The provision concerns a financial institution known as an industrial loan company, the only type of bank charter that commercial and retail firms can own. Companies often use them to offer financing for customers. Administration officials worry they form a sphere of banking that falls outside regulators' purview and could be an unseen source of financial instability.

The original Senate bill nixed any ILCs applied for after Nov. 10, 2009. The latest version changes that deadline to Nov. 23, 2009. During that period, Caterpillar applied to obtain deposit insurance for a finance company. The application is still pending. If lawmakers didn't extend the moratorium, Caterpillar's application would likely be voided.

It's unclear which lawmaker pushed for the adjustment, and Caterpillar officials didn't return immediate requests for comment. Caterpillar is a major industrial and equipment manufacturing company based in Peoria, Ill.

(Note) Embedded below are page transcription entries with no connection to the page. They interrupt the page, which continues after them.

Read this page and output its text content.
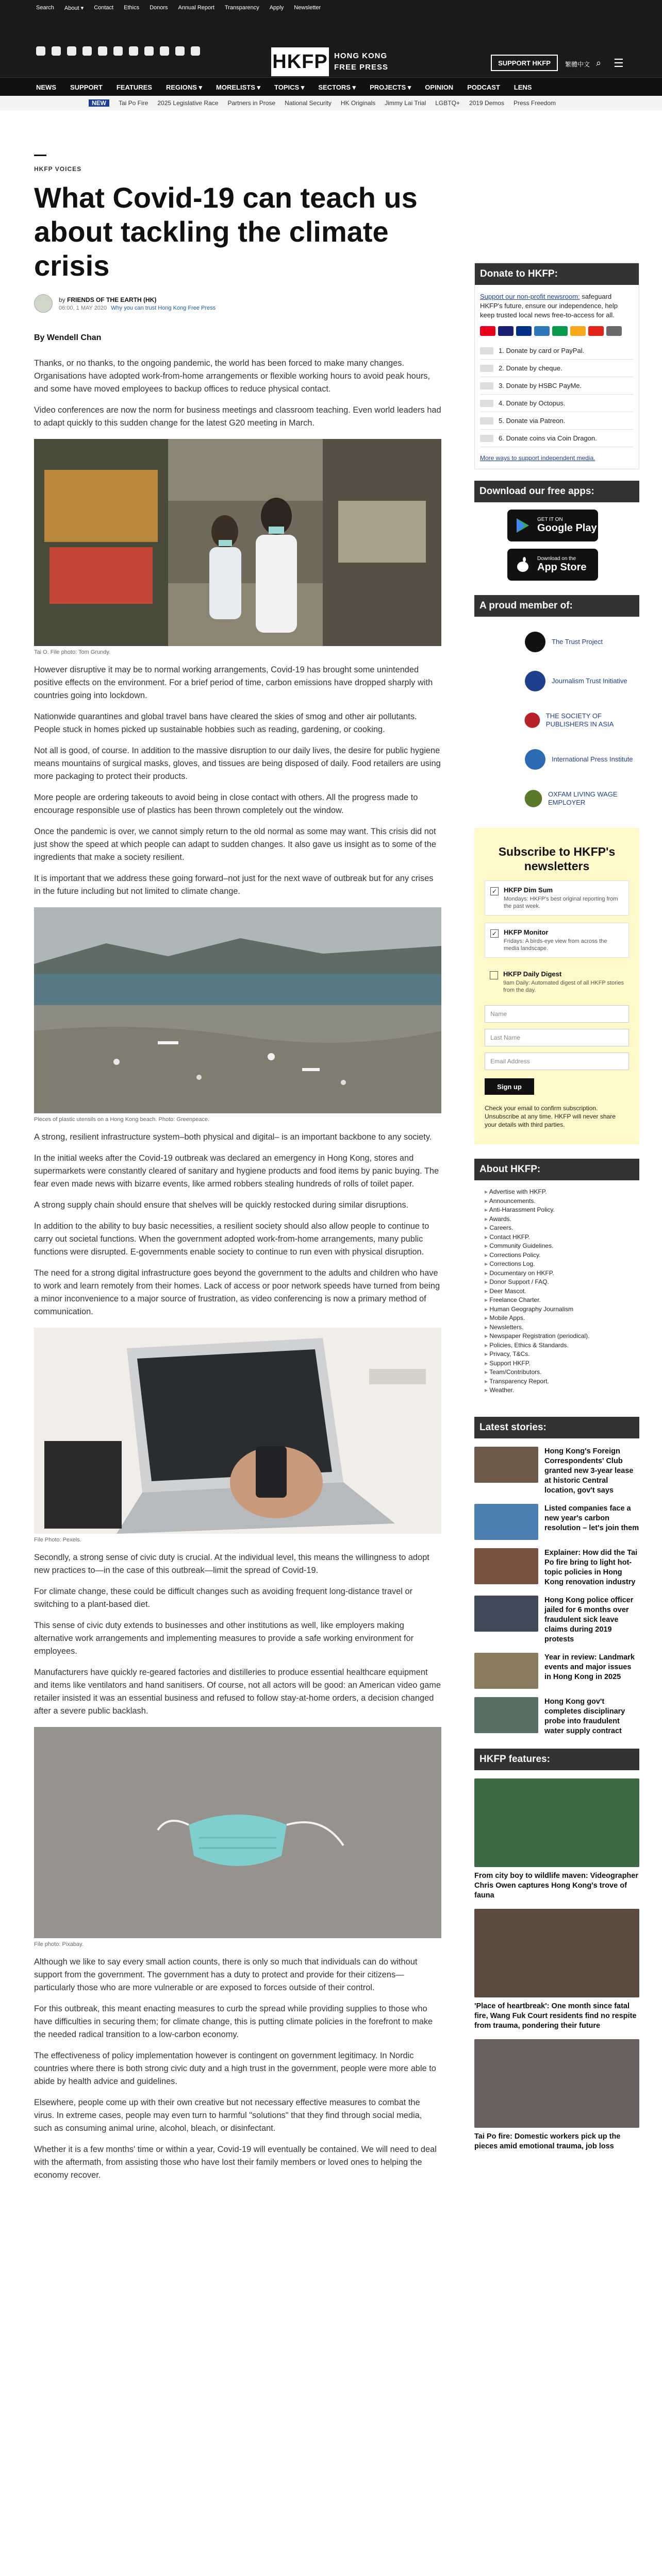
Search About ▾ Contact Ethics Donors Annual Report Transparency Apply Newsletter
HKFP HONG KONG
FREE PRESS	SUPPORT HKFP	繁體中文 ⌕ ☰
NEWS SUPPORT FEATURES REGIONS ▾ MORELISTS ▾ TOPICS ▾ SECTORS ▾ PROJECTS ▾ OPINION PODCAST LENS
NEW	Tai Po Fire 2025 Legislative Race Partners in Prose National Security HK Originals Jimmy Lai Trial LGBTQ+ 2019 Demos Press Freedom
HKFP VOICES
What Covid-19 can teach us about tackling the climate crisis
by FRIENDS OF THE EARTH (HK)
06:00, 1 MAY 2020 Why you can trust Hong Kong Free Press
By Wendell Chan

Thanks, or no thanks, to the ongoing pandemic, the world has been forced to make many changes. Organisations have adopted work-from-home arrangements or flexible working hours to avoid peak hours, and some have moved employees to backup offices to reduce physical contact.

Video conferences are now the norm for business meetings and classroom teaching. Even world leaders had to adapt quickly to this sudden change for the latest G20 meeting in March.

Tai O. File photo: Tom Grundy.

However disruptive it may be to normal working arrangements, Covid-19 has brought some unintended positive effects on the environment. For a brief period of time, carbon emissions have dropped sharply with countries going into lockdown.

Nationwide quarantines and global travel bans have cleared the skies of smog and other air pollutants. People stuck in homes picked up sustainable hobbies such as reading, gardening, or cooking.

Not all is good, of course. In addition to the massive disruption to our daily lives, the desire for public hygiene means mountains of surgical masks, gloves, and tissues are being disposed of daily. Food retailers are using more packaging to protect their products.

More people are ordering takeouts to avoid being in close contact with others. All the progress made to encourage responsible use of plastics has been thrown completely out the window.

Once the pandemic is over, we cannot simply return to the old normal as some may want. This crisis did not just show the speed at which people can adapt to sudden changes. It also gave us insight as to some of the ingredients that make a society resilient.

It is important that we address these going forward–not just for the next wave of outbreak but for any crises in the future including but not limited to climate change.

Pieces of plastic utensils on a Hong Kong beach. Photo: Greenpeace.

A strong, resilient infrastructure system–both physical and digital– is an important backbone to any society.

In the initial weeks after the Covid-19 outbreak was declared an emergency in Hong Kong, stores and supermarkets were constantly cleared of sanitary and hygiene products and food items by panic buying. The fear even made news with bizarre events, like armed robbers stealing hundreds of rolls of toilet paper.

A strong supply chain should ensure that shelves will be quickly restocked during similar disruptions.

In addition to the ability to buy basic necessities, a resilient society should also allow people to continue to carry out societal functions. When the government adopted work-from-home arrangements, many public functions were disrupted. E-governments enable society to continue to run even with physical disruption.

The need for a strong digital infrastructure goes beyond the government to the adults and children who have to work and learn remotely from their homes. Lack of access or poor network speeds have turned from being a minor inconvenience to a major source of frustration, as video conferencing is now a primary method of communication.

File Photo: Pexels.

Secondly, a strong sense of civic duty is crucial. At the individual level, this means the willingness to adopt new practices to—in the case of this outbreak—limit the spread of Covid-19.

For climate change, these could be difficult changes such as avoiding frequent long-distance travel or switching to a plant-based diet.

This sense of civic duty extends to businesses and other institutions as well, like employers making alternative work arrangements and implementing measures to provide a safe working environment for employees.

Manufacturers have quickly re-geared factories and distilleries to produce essential healthcare equipment and items like ventilators and hand sanitisers. Of course, not all actors will be good: an American video game retailer insisted it was an essential business and refused to follow stay-at-home orders, a decision changed after a severe public backlash.

File photo: Pixabay.

Although we like to say every small action counts, there is only so much that individuals can do without support from the government. The government has a duty to protect and provide for their citizens—particularly those who are more vulnerable or are exposed to forces outside of their control.

For this outbreak, this meant enacting measures to curb the spread while providing supplies to those who have difficulties in securing them; for climate change, this is putting climate policies in the forefront to make the needed radical transition to a low-carbon economy.

The effectiveness of policy implementation however is contingent on government legitimacy. In Nordic countries where there is both strong civic duty and a high trust in the government, people were more able to abide by health advice and guidelines.

Elsewhere, people come up with their own creative but not necessary effective measures to combat the virus. In extreme cases, people may even turn to harmful "solutions" that they find through social media, such as consuming animal urine, alcohol, bleach, or disinfectant.

Whether it is a few months' time or within a year, Covid-19 will eventually be contained. We will need to deal with the aftermath, from assisting those who have lost their family members or loved ones to helping the economy recover.

Donate to HKFP:
Support our non-profit newsroom: safeguard HKFP's future, ensure our independence, help keep trusted local news free-to-access for all.
1. Donate by card or PayPal.
2. Donate by cheque.
3. Donate by HSBC PayMe.
4. Donate by Octopus.
5. Donate via Patreon.
6. Donate coins via Coin Dragon.
More ways to support independent media.
Download our free apps:
GET IT ON
Google Play
Download on the
App Store
A proud member of:
The Trust Project
Journalism Trust Initiative
THE SOCIETY OF PUBLISHERS IN ASIA
International Press Institute
OXFAM LIVING WAGE EMPLOYER
Subscribe to HKFP's newsletters
✓ HKFP Dim Sum
Mondays: HKFP's best original reporting from the past week.
✓ HKFP Monitor
Fridays: A birds-eye view from across the media landscape.
HKFP Daily Digest
9am Daily: Automated digest of all HKFP stories from the day.
Name
Last Name
Email Address
Sign up
Check your email to confirm subscription. Unsubscribe at any time. HKFP will never share your details with third parties.
About HKFP:
▸ Advertise with HKFP.
▸ Announcements.
▸ Anti-Harassment Policy.
▸ Awards.
▸ Careers.
▸ Contact HKFP.
▸ Community Guidelines.
▸ Corrections Policy.
▸ Corrections Log.
▸ Documentary on HKFP.
▸ Donor Support / FAQ.
▸ Deer Mascot.
▸ Freelance Charter.
▸ Human Geography Journalism
▸ Mobile Apps.
▸ Newsletters.
▸ Newspaper Registration (periodical).
▸ Policies, Ethics & Standards.
▸ Privacy, T&Cs.
▸ Support HKFP.
▸ Team/Contributors.
▸ Transparency Report.
▸ Weather.
Latest stories:
Hong Kong's Foreign Correspondents' Club granted new 3-year lease at historic Central location, gov't says
Listed companies face a new year's carbon resolution – let's join them
Explainer: How did the Tai Po fire bring to light hot-topic policies in Hong Kong renovation industry
Hong Kong police officer jailed for 6 months over fraudulent sick leave claims during 2019 protests
Year in review: Landmark events and major issues in Hong Kong in 2025
Hong Kong gov't completes disciplinary probe into fraudulent water supply contract
HKFP features:
From city boy to wildlife maven: Videographer Chris Owen captures Hong Kong's trove of fauna
'Place of heartbreak': One month since fatal fire, Wang Fuk Court residents find no respite from trauma, pondering their future
Tai Po fire: Domestic workers pick up the pieces amid emotional trauma, job loss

At the opening meeting of the conference, Democrats and Republicans sparred repeatedly, suggesting little bipartisan agreement was likely.

Democrats pressed for urgency in passing a final bill, saying scars from the financial crisis couldn't heal until changes were made to regulation. Rep. Barney Frank (D., Mass.), for his part, promised to show "impatience" during the process.

Democrats appeared to be hardening their anti-Wall Street bent and showed little sign of compromise.

Rep. Paul Kanjorski (D., Pa.) and Sen. Tom Harkin (D., Iowa) said the bill should move closer to the Glass-Steagall Act of the 1930s that walled off commercial banks from investment banks.

Republicans said Democrats were rushing the process and alleged the bill could kill jobs, constrict access to credit and make the U.S. less competitive globally. Several Republicans said a flaw in the bill was that it didn't address the government-run mortgage-finance companies Fannie Mae and Freddie Mac.

Mr. Shelby accused Democrats and the White House of holding "a number of private meetings" and said the bill was being "negotiated and compiled behind closed doors."